古賀 ゴッチさんのレーベルはインディーズなのにいつも音にこだわってて、前はイニック(藤沢にあったイニックレコーディングホステリー。2017年7月に閉鎖)という合宿ができるスタジオを使って、テックさんも入れて、機材もいいのをアーティストに貸してあげていた。そういう環境を整えてくれるレーベルだから、一緒にやってて楽しかったんです。

後藤 万年赤字レーベルですけどね(笑)。

古賀 マスタリングもすぐ海外に投げますしね(笑)。

後藤 いい音で録るとか、いい作品を作るのが、自分のプロデューサーとしての仕事だと思ってて、マネタイズは経営をしている側の仕事だと考えているから、僕はとりあえず音楽の面でフルスイングできるようがんばる。その役割分担があったほうが作品はよくなるんだけど、今はアーティストが自ら予算のことを考えなきゃいけなかったりするのが、ちょっとした不幸というか。お金を気にしないで好きなだけスタジオを使えたら、そりゃ作品はよくなりますからね。

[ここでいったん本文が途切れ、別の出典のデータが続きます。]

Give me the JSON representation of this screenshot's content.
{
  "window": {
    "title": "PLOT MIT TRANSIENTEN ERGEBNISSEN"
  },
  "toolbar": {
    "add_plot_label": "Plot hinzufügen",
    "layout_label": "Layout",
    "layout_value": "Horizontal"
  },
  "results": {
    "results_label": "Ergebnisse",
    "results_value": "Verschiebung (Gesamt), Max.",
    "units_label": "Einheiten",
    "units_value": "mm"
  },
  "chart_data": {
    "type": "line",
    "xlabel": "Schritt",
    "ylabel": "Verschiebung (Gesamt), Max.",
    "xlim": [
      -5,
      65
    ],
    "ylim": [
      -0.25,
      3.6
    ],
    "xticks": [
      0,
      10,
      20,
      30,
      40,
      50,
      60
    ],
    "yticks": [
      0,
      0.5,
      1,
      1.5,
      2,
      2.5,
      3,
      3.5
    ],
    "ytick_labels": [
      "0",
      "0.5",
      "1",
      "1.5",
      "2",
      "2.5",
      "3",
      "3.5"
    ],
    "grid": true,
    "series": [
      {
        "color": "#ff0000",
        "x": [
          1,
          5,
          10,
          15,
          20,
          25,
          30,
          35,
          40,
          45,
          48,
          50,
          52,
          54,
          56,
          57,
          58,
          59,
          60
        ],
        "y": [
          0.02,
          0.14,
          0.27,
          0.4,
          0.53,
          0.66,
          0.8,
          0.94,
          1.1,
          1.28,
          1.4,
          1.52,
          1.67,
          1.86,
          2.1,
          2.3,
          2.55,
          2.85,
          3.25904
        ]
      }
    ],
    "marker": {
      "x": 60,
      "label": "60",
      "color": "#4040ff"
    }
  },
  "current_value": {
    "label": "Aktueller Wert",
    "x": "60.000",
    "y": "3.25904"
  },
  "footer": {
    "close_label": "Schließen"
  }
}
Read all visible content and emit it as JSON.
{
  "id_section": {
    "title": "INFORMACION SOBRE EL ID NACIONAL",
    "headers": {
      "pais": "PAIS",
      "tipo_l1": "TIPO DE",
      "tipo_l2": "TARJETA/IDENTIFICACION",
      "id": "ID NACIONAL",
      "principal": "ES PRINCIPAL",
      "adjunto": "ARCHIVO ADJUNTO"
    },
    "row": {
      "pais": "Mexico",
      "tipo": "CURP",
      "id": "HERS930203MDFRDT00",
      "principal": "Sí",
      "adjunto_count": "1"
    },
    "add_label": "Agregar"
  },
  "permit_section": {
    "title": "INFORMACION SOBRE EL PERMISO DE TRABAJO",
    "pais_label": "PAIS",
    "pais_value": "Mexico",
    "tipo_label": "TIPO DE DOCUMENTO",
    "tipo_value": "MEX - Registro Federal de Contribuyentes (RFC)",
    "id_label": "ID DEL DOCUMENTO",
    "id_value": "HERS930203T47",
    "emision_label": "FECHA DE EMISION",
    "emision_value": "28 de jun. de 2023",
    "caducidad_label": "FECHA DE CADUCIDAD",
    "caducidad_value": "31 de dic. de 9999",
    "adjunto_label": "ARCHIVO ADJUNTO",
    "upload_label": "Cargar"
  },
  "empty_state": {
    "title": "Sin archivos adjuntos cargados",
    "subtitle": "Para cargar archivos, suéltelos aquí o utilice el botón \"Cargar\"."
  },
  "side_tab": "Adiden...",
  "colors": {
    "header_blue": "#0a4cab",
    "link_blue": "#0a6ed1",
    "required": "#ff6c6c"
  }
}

古賀 どうしても最後は時間に追われて、「あとは家でそれぞれやってきて!」みたいになっちゃう。そうすると、トライする時間がないし、偶然の音楽的な産物みたいなのも生まれない。

後藤 そうそう。それであらかじめ安いスタジオを探したり、そういう方針になってしまう。「MUSIC inn Fujieda」は安いけどいいスタジオにしたいし、スタジオ作りでもあるけど、ある種の仕組み作りでもあるから、そこも考えなきゃいけないですよね。どうやってお金を回すのか。安くするには、仕組みがないと無理だから。

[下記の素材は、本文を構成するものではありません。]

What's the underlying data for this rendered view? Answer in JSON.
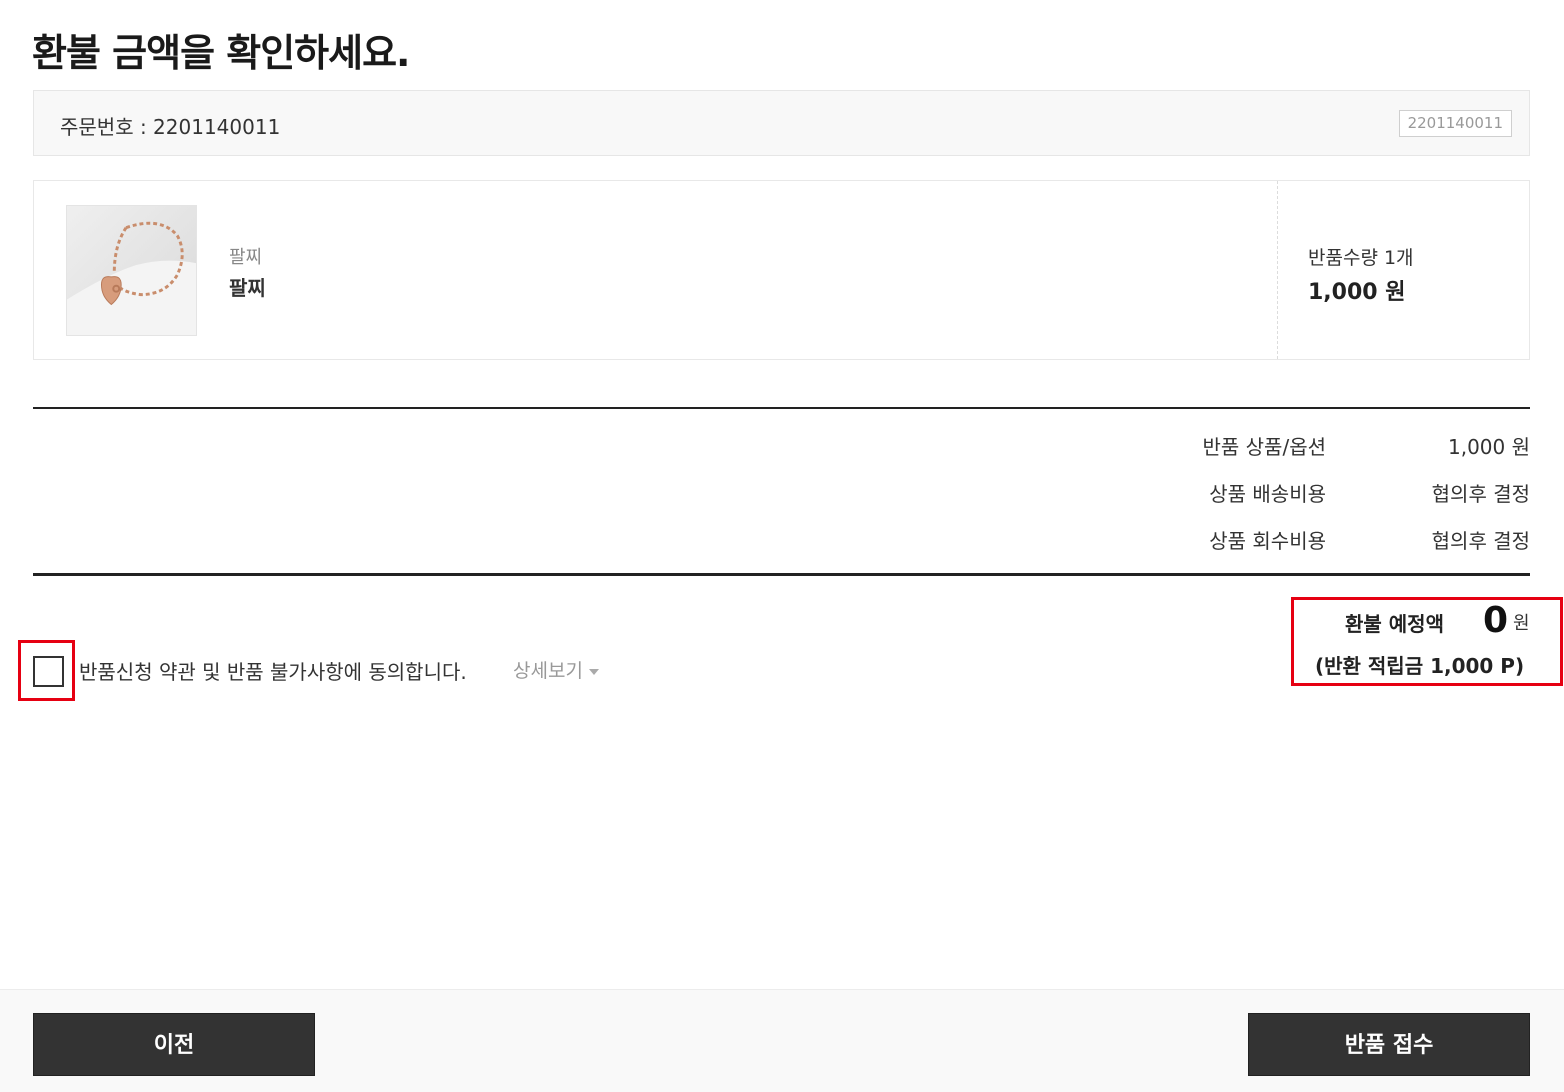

古賀 いいスタジオを作れる自信はあるんですけど、そのあとにそれをどう維持して、どう軌道に乗せるのかもすごく大事で。人材育成も課題だし、本当に新たな日本のモデルケースを作るつもりで向き合ってますね。

後藤 これはリスナーに対する問いかけでもあって。今ってヘタしたら毎月サブスクリプションの配信サービスに払う金額よりも、1カ月間に買ってる水のほうが高かったりするじゃないですか。音楽がタダに近付いちゃってる中で、どうやってみんなでその文化を守っていくかは、俺たちだけじゃなくて、リスナーのみんなにも一緒に考えてほしい。そう思って呼びかけたら、サポーターになってくださる方がたくさんいて、それはめちゃくちゃ心強いです。今はサポーターによる支援で人を雇用するメドも立ったんですけど、オープン前だし常に黒字で安泰と言える状態ではないので、まだまだ知恵を絞らないといけないなと思います。

スタジオは作りながら考え、ひらめくもの

──古賀さんは今回のスタジオ作りの話はいつ頃から聞いていたのでしょうか?

古賀 物件を探し出した頃の3、4年前ぐらい? でも「郊外にスタジオを作りたいね」という話はもう10年ぐらいしてましたね。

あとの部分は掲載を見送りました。